During the worst of Hurricane Florence, the Great Pee Dee River dumped more than a half-million gallons of water — enough to fill a 5-foot-deep swimming pool the size of a football field — every single second.
It was the largest flow ever recorded at the river's stream gauge at Galivants Ferry. It was also among 10 record flows in the state, along with 10 flood depths that also broke records.
The numbers were released in a preliminary study released Tuesday by the U.S. Geological Survey. All 84 gauges surveyed in South and North Carolina— where the heaviest rain fell — had flow or flood totals in the top five highest. In all, 28 records were set.

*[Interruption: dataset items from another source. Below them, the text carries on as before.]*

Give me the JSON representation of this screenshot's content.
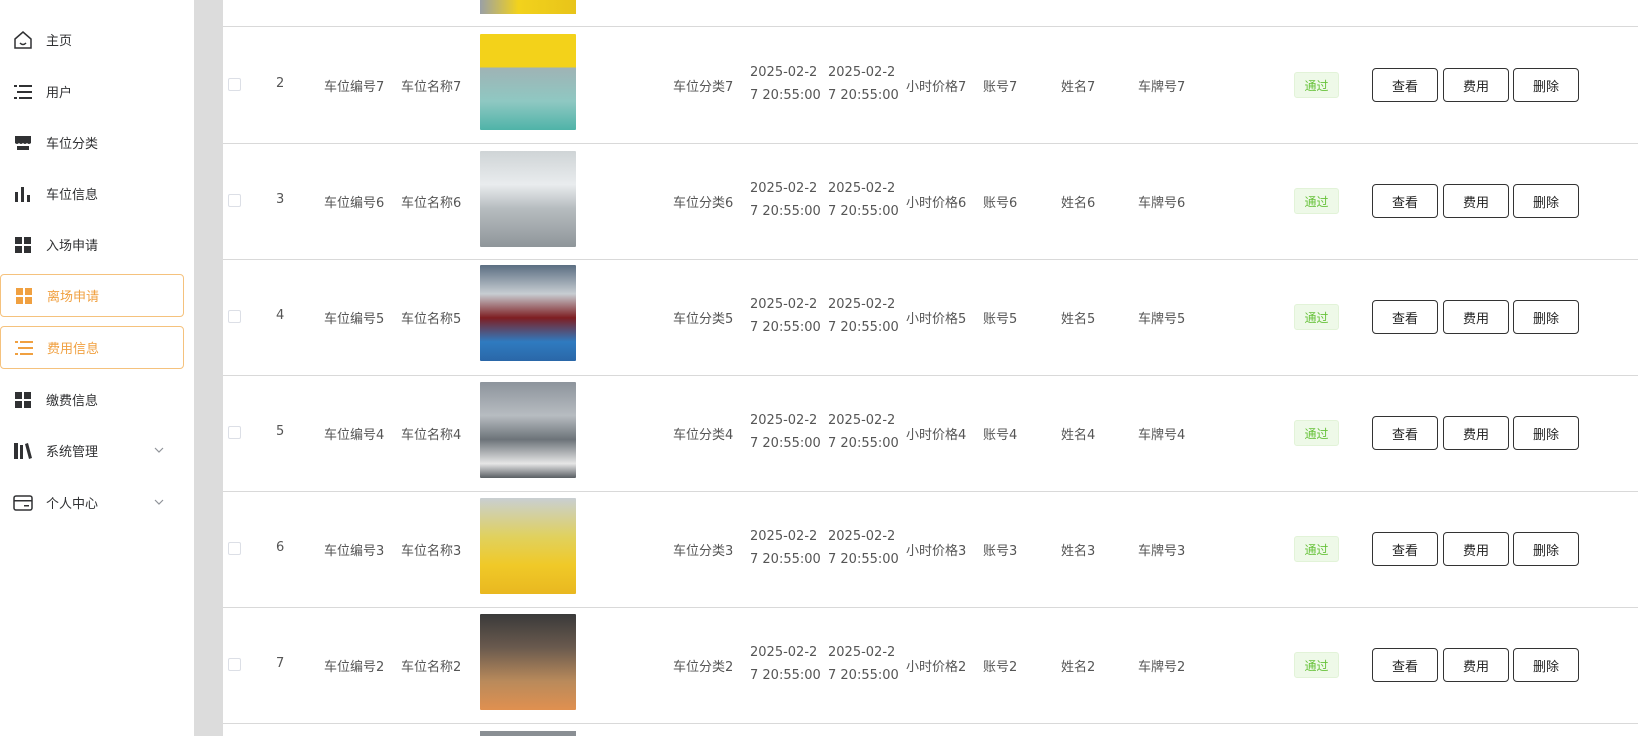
{
  "sidebar": {
    "items": [
      {
        "label": "主页",
        "icon": "home-icon",
        "active": false
      },
      {
        "label": "用户",
        "icon": "list-icon",
        "active": false
      },
      {
        "label": "车位分类",
        "icon": "store-icon",
        "active": false
      },
      {
        "label": "车位信息",
        "icon": "bar-chart-icon",
        "active": false
      },
      {
        "label": "入场申请",
        "icon": "grid-icon",
        "active": false
      },
      {
        "label": "离场申请",
        "icon": "grid-icon",
        "active": true
      },
      {
        "label": "费用信息",
        "icon": "list-icon",
        "active": true
      },
      {
        "label": "缴费信息",
        "icon": "grid-icon",
        "active": false
      },
      {
        "label": "系统管理",
        "icon": "library-icon",
        "active": false,
        "expandable": true
      },
      {
        "label": "个人中心",
        "icon": "card-icon",
        "active": false,
        "expandable": true
      }
    ]
  },
  "colors": {
    "accent": "#f0a040",
    "success": "#67c23a",
    "success_bg": "#eef9e8"
  },
  "table": {
    "rows": [
      {
        "index": "2",
        "spot_no": "车位编号7",
        "spot_name": "车位名称7",
        "category": "车位分类7",
        "start_time": "2025-02-27 20:55:00",
        "end_time": "2025-02-27 20:55:00",
        "hourly_price": "小时价格7",
        "account": "账号7",
        "name": "姓名7",
        "plate": "车牌号7",
        "status": "通过"
      },
      {
        "index": "3",
        "spot_no": "车位编号6",
        "spot_name": "车位名称6",
        "category": "车位分类6",
        "start_time": "2025-02-27 20:55:00",
        "end_time": "2025-02-27 20:55:00",
        "hourly_price": "小时价格6",
        "account": "账号6",
        "name": "姓名6",
        "plate": "车牌号6",
        "status": "通过"
      },
      {
        "index": "4",
        "spot_no": "车位编号5",
        "spot_name": "车位名称5",
        "category": "车位分类5",
        "start_time": "2025-02-27 20:55:00",
        "end_time": "2025-02-27 20:55:00",
        "hourly_price": "小时价格5",
        "account": "账号5",
        "name": "姓名5",
        "plate": "车牌号5",
        "status": "通过"
      },
      {
        "index": "5",
        "spot_no": "车位编号4",
        "spot_name": "车位名称4",
        "category": "车位分类4",
        "start_time": "2025-02-27 20:55:00",
        "end_time": "2025-02-27 20:55:00",
        "hourly_price": "小时价格4",
        "account": "账号4",
        "name": "姓名4",
        "plate": "车牌号4",
        "status": "通过"
      },
      {
        "index": "6",
        "spot_no": "车位编号3",
        "spot_name": "车位名称3",
        "category": "车位分类3",
        "start_time": "2025-02-27 20:55:00",
        "end_time": "2025-02-27 20:55:00",
        "hourly_price": "小时价格3",
        "account": "账号3",
        "name": "姓名3",
        "plate": "车牌号3",
        "status": "通过"
      },
      {
        "index": "7",
        "spot_no": "车位编号2",
        "spot_name": "车位名称2",
        "category": "车位分类2",
        "start_time": "2025-02-27 20:55:00",
        "end_time": "2025-02-27 20:55:00",
        "hourly_price": "小时价格2",
        "account": "账号2",
        "name": "姓名2",
        "plate": "车牌号2",
        "status": "通过"
      }
    ],
    "actions": {
      "view": "查看",
      "fee": "费用",
      "delete": "删除"
    }
  }
}
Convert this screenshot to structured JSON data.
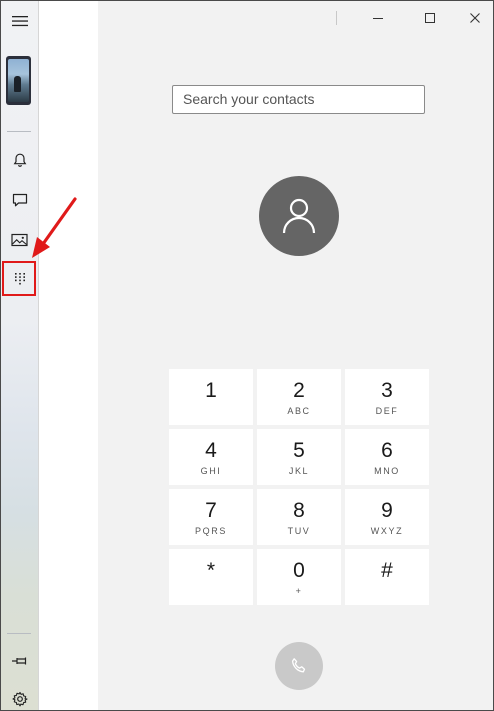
{
  "window": {
    "minimize_icon": "minimize-icon",
    "maximize_icon": "maximize-icon",
    "close_icon": "close-icon"
  },
  "sidebar": {
    "items": [
      {
        "id": "menu",
        "icon": "hamburger-menu-icon"
      },
      {
        "id": "phone-screen",
        "icon": "phone-thumbnail"
      },
      {
        "id": "notifications",
        "icon": "bell-icon"
      },
      {
        "id": "messages",
        "icon": "message-icon"
      },
      {
        "id": "photos",
        "icon": "photo-icon"
      },
      {
        "id": "calls",
        "icon": "dialpad-icon",
        "highlighted": true
      },
      {
        "id": "pin",
        "icon": "pin-icon"
      },
      {
        "id": "settings",
        "icon": "gear-icon"
      }
    ],
    "annotation_color": "#e01a1a"
  },
  "search": {
    "placeholder": "Search your contacts"
  },
  "dialpad": {
    "keys": [
      {
        "digit": "1",
        "letters": ""
      },
      {
        "digit": "2",
        "letters": "ABC"
      },
      {
        "digit": "3",
        "letters": "DEF"
      },
      {
        "digit": "4",
        "letters": "GHI"
      },
      {
        "digit": "5",
        "letters": "JKL"
      },
      {
        "digit": "6",
        "letters": "MNO"
      },
      {
        "digit": "7",
        "letters": "PQRS"
      },
      {
        "digit": "8",
        "letters": "TUV"
      },
      {
        "digit": "9",
        "letters": "WXYZ"
      },
      {
        "digit": "*",
        "letters": ""
      },
      {
        "digit": "0",
        "letters": "+"
      },
      {
        "digit": "#",
        "letters": ""
      }
    ]
  },
  "call_button": {
    "icon": "phone-handset-icon",
    "enabled": false
  },
  "colors": {
    "avatar_bg": "#656565",
    "call_button_bg": "#c9c9c9",
    "main_bg": "#f2f2f2"
  }
}
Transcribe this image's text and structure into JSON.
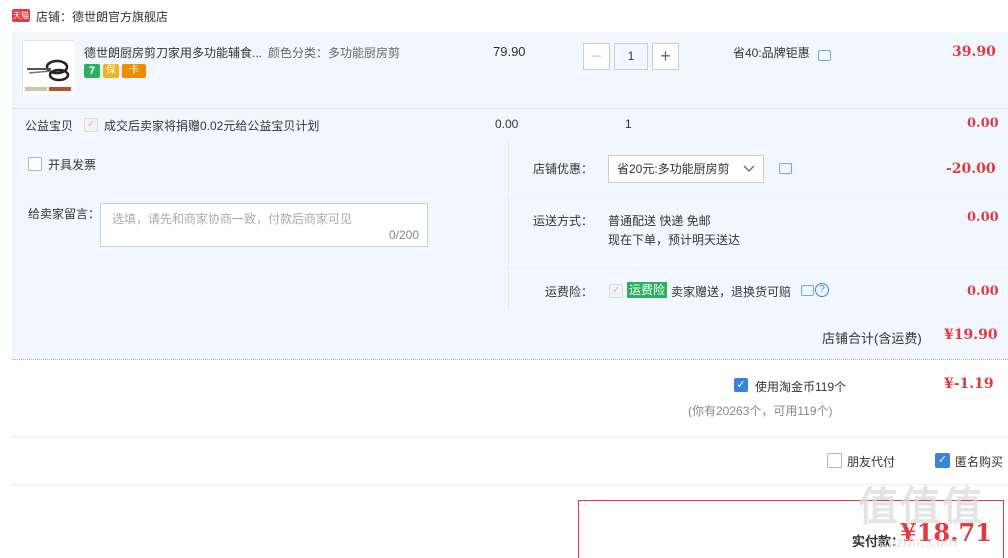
{
  "shop": {
    "badge": "天猫",
    "label": "店铺：德世朗官方旗舰店"
  },
  "item": {
    "title": "德世朗厨房剪刀家用多功能辅食...",
    "sku": "颜色分类：多功能厨房剪",
    "price": "79.90",
    "quantity": "1",
    "promo": "省40:品牌钜惠",
    "subtotal": "39.90",
    "badges": [
      "7",
      "保",
      "卡"
    ]
  },
  "charity": {
    "label": "公益宝贝",
    "text": "成交后卖家将捐赠0.02元给公益宝贝计划",
    "price": "0.00",
    "qty": "1",
    "amount": "0.00"
  },
  "invoice": {
    "label": "开具发票"
  },
  "message": {
    "label": "给卖家留言：",
    "placeholder": "选填，请先和商家协商一致，付款后商家可见",
    "counter": "0/200"
  },
  "shop_discount": {
    "label": "店铺优惠：",
    "selected": "省20元:多功能厨房剪",
    "amount": "-20.00"
  },
  "shipping": {
    "label": "运送方式：",
    "method": "普通配送 快递 免邮",
    "eta": "现在下单，预计明天送达",
    "amount": "0.00"
  },
  "insurance": {
    "label": "运费险：",
    "tag": "运费险",
    "text": "卖家赠送，退换货可赔",
    "amount": "0.00"
  },
  "shop_total": {
    "label": "店铺合计(含运费)",
    "amount": "¥19.90"
  },
  "coins": {
    "label": "使用淘金币119个",
    "note": "(你有20263个，可用119个)",
    "amount": "¥-1.19"
  },
  "options": {
    "friend_pay": "朋友代付",
    "anonymous": "匿名购买"
  },
  "pay": {
    "label": "实付款：",
    "amount": "¥18.71"
  },
  "watermark": {
    "logo": "值值值",
    "site": "smzdm.com"
  },
  "colors": {
    "accent_red": "#e4393c",
    "panel_bg": "#f2f7ff",
    "check_blue": "#3a83dd",
    "insurance_green": "#2ab15d"
  }
}
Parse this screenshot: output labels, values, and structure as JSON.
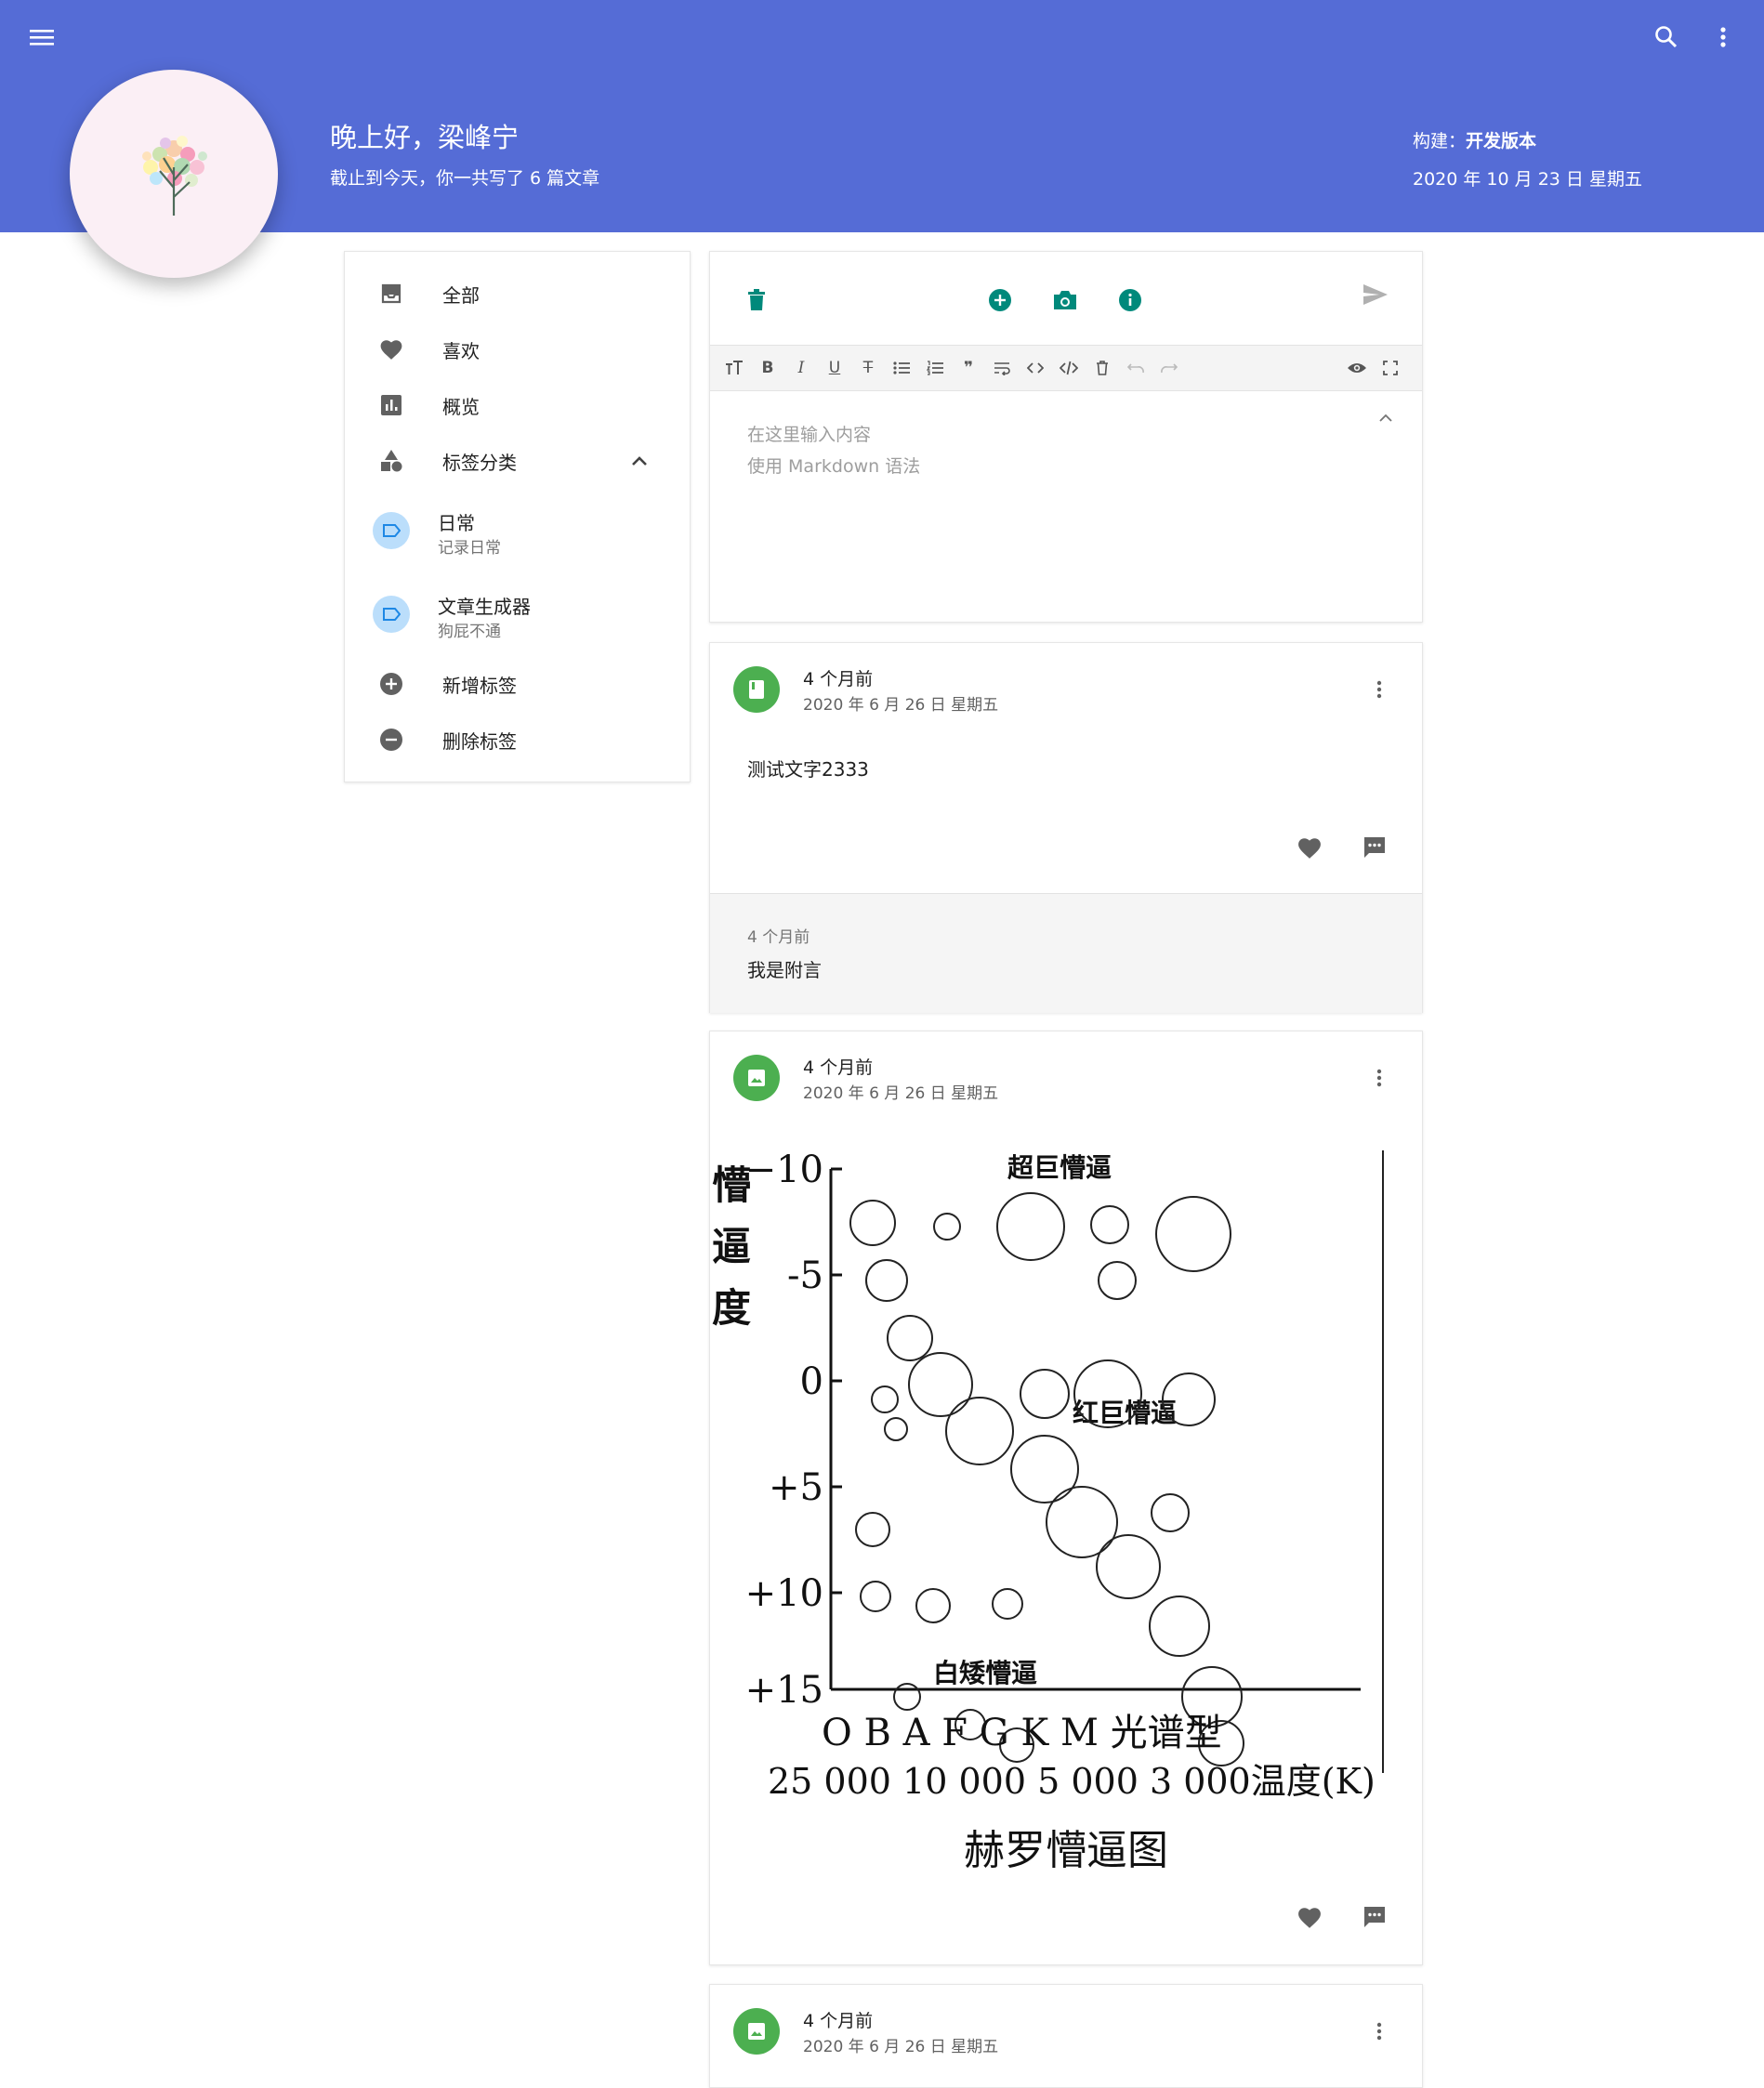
{
  "header": {
    "greeting": "晚上好，梁峰宁",
    "summary": "截止到今天，你一共写了 6 篇文章",
    "build_label": "构建：",
    "build_value": "开发版本",
    "date": "2020 年 10 月 23 日 星期五",
    "icons": [
      "menu-icon",
      "search-icon",
      "more-vert-icon"
    ]
  },
  "nav": {
    "items": [
      {
        "label": "全部",
        "icon": "inbox-icon"
      },
      {
        "label": "喜欢",
        "icon": "heart-icon"
      },
      {
        "label": "概览",
        "icon": "chart-icon"
      },
      {
        "label": "标签分类",
        "icon": "shapes-icon"
      }
    ],
    "tags": [
      {
        "name": "日常",
        "desc": "记录日常"
      },
      {
        "name": "文章生成器",
        "desc": "狗屁不通"
      }
    ],
    "actions": [
      {
        "label": "新增标签",
        "icon": "add-circle-icon"
      },
      {
        "label": "删除标签",
        "icon": "remove-circle-icon"
      }
    ]
  },
  "editor": {
    "placeholder": "在这里输入内容\n使用 Markdown 语法",
    "toolbar": [
      "heading",
      "bold",
      "italic",
      "underline",
      "strikethrough",
      "bullet-list",
      "ordered-list",
      "quote",
      "wrap",
      "code",
      "code-block",
      "delete",
      "undo",
      "redo",
      "preview",
      "fullscreen"
    ],
    "accent_color": "#00897b"
  },
  "posts": [
    {
      "relative": "4 个月前",
      "date": "2020 年 6 月 26 日 星期五",
      "content": "测试文字2333",
      "note_time": "4 个月前",
      "note_text": "我是附言"
    },
    {
      "relative": "4 个月前",
      "date": "2020 年 6 月 26 日 星期五"
    },
    {
      "relative": "4 个月前",
      "date": "2020 年 6 月 26 日 星期五"
    }
  ],
  "image_post": {
    "yaxis_title": [
      "懵",
      "逼",
      "度"
    ],
    "yticks": [
      "−10",
      "-5",
      "0",
      "+5",
      "+10",
      "+15"
    ],
    "spectral_types": "O  B  A  F  G  K  M  光谱型",
    "temperatures": "25 000 10 000 5 000 3 000温度(K)",
    "caption": "赫罗懵逼图",
    "region_labels": [
      "超巨懵逼",
      "红巨懵逼",
      "白矮懵逼"
    ]
  },
  "colors": {
    "appbar": "#556cd6",
    "avatar_bg": "#fbeff5",
    "post_icon": "#4caf50",
    "tag_bg": "#bbdefb"
  }
}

"One thing we discovered while compiling this report was many of the new peaks of record set by Hurricane Florence broke previous records set by Hurricane Matthew in 2016,” said Toby Feaster, USGS hydrologist and lead author of the study.
“Since several of the stream gauge sites we analyzed had more than 30 years of historical data associated with them, it was interesting that a majority of the No. 1 and 2 records were from back-to-back flooding events,” he said.
The study will join other analyses the S.C. Emergency Management Division is reviewing in the wake of the Florence, officials said.
The swath of flooding was so widespread South Carolina is still digesting what it might mean for future storm preparations. More than 20 inches of rain fell in some spots in South Carolina alone.
Florence additionally intensified concerns in the Charleston area already affected by back-to-back years of river overflows, the historic flood associated with Hurricane Joaquin in 2015 and Matthew in 2016.
Nearly all the flooding was to the north of the city. But a nudge of steering winds was all that kept the storm from swamping Charleston-area rivers, too.
"Any time it rains you have a different feeling," said Bill Cahill, of Huger, who lives off French Quarter Creek in Berkeley County.
The heaviest rains from Florence to approach Charleston fell within 20 miles of the creek. The 2015 flood swallowed homes there to the point that the National Guard airlifted some residents.
In Hurricane Florence, agencies such as USGS gave the Emergency Management Division some of the best predictions the division ever had, said Director Kim Stenson, helping residents make their evacuation decisions more quickly.
"We’ve found no systemic issues with the state’s emergency management program both locally and statewide. We will continue to refine our emergency plans based on best practices and lessons learned as we review the entire response to Hurricane Florence and the ongoing recovery efforts, ” Stenson said.
At a minimum, more stream gauges are needed to augment the 192 in place across South Carolina, said John Shelton, USGS associate director for data.
"The need for additional monitoring stations has been evident four years in a row: Joaquin, Matthew, Irma and Florence (hurricanes or tropical storms). Efforts need to be focused on preparing rather than reacting," he said.
"Rain from Hurricane Florence set a new state record for precipitation from a tropical event. These extreme events seem to be becoming the norm rather than the exception," Shelton said.